Menurut dia, yang harus diperhatikan pemerintah saat ini bukan pekerja formal yang memang mendapatkan THR. Selama ini, pekerja-pekerja nonformal yang banyak tidak mendapatkan THR, namun luput dari pengawasan Disnakertrans. Mereka di antaranya bekerja sebagai penjaga toko dan mal.

Sementara sejumlah organisasi buruh sebelumnya mengatakan akan mengawal Peraturan Menteri Tenaga Kerja (Permenaker) No 6 Tahun 2016 tentang THR dengan membuka posko pengaduan bagi buruh yang tidak mendapatkan haknya.

Ketua Dewan Pimpinan Wilayah (DPW) Federasi Serikat Pekerja Metal Indonesia (FSPMI) Sumut, Willy Agus Utomo, mengatakan, pada peraturan itu disebutkan bahwa bagi buruh yang memiliki masa kerja satu bulan sudah berhak menerima uang THR.

Rencananya, di Sumut FSPMI membuka posko di tiga kabupaten/ kota, yakni Deliserdang, Serdangbedagai, dan Medan. Buruh yang tidak mendapat THR bisa mendatangi posko atau langsung datang ke sekretariat FSPMI di Jalan Raya Medan-Tanjung Morawa KM 13,1 Gang Dwi Warna, Kecamatan Tanjung Morawa, Kabupaten Deliserdang.

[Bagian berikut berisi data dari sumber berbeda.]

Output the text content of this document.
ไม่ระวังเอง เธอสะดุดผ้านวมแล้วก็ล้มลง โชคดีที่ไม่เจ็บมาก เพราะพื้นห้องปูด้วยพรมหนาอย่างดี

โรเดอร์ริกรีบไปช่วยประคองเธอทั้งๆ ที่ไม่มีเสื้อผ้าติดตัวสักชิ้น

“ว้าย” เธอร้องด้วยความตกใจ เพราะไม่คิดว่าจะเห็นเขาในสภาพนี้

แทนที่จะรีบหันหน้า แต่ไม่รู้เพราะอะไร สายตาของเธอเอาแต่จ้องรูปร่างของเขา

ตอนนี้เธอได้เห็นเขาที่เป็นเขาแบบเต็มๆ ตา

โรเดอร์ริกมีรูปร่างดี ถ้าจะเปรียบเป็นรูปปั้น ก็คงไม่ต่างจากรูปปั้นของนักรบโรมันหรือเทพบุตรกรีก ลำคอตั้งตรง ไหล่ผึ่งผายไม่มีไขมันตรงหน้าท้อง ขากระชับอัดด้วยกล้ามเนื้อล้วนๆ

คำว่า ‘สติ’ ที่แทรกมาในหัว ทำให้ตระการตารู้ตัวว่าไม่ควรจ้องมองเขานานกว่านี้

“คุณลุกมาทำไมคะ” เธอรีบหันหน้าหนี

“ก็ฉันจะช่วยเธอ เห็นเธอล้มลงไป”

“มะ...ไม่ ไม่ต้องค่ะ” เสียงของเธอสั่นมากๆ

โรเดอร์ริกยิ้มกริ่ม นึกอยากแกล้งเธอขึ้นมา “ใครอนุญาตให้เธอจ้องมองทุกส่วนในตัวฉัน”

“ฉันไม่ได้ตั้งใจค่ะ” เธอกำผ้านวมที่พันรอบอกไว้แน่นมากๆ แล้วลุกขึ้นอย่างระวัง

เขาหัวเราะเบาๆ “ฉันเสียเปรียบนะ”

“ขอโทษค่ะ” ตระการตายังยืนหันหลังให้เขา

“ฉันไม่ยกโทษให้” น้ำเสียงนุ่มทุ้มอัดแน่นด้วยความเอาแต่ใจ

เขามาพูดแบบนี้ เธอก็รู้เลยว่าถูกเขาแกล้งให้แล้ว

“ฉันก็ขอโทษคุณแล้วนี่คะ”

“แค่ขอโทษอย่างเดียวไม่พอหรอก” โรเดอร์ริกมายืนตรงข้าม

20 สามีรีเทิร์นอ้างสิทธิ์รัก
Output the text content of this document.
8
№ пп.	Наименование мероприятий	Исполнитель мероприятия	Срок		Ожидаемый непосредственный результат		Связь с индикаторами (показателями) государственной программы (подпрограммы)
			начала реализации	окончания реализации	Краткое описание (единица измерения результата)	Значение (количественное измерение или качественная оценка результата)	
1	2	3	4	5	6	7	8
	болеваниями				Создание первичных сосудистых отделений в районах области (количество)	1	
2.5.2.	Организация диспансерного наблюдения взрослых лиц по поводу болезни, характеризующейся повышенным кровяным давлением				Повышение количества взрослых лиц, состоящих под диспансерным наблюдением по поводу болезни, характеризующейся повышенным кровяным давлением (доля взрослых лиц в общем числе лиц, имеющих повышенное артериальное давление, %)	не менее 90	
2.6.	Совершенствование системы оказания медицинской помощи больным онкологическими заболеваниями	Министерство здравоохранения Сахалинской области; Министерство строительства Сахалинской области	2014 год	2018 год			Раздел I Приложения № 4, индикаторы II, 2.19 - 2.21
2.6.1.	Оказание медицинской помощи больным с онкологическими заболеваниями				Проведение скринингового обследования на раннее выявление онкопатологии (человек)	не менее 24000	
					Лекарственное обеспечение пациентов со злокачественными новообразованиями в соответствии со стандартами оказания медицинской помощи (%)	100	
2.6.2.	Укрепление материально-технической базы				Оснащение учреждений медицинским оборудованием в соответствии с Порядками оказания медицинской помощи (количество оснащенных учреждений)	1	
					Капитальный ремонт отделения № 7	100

Senada, Ketua Serikat Buruh Sejahtera Indonesia (SBSI) Sumut, Niko mengatakan, sudah membentuk posko untuk menerima pengaduan buruh yang tidak menerima THR sesuai ketentuan. SBSI membuka posko di 12 kabupaten/ kota yakni Medan, Deliserdang, Tebingtinggi, Serdangbedagai, Pematangsiantar, Simalungun, Tanjung Balai, Asahan, Gunung Sitoli, Sibolga, Tapanuli Utara, Karo, Batubara, dan Padangsidimpuan.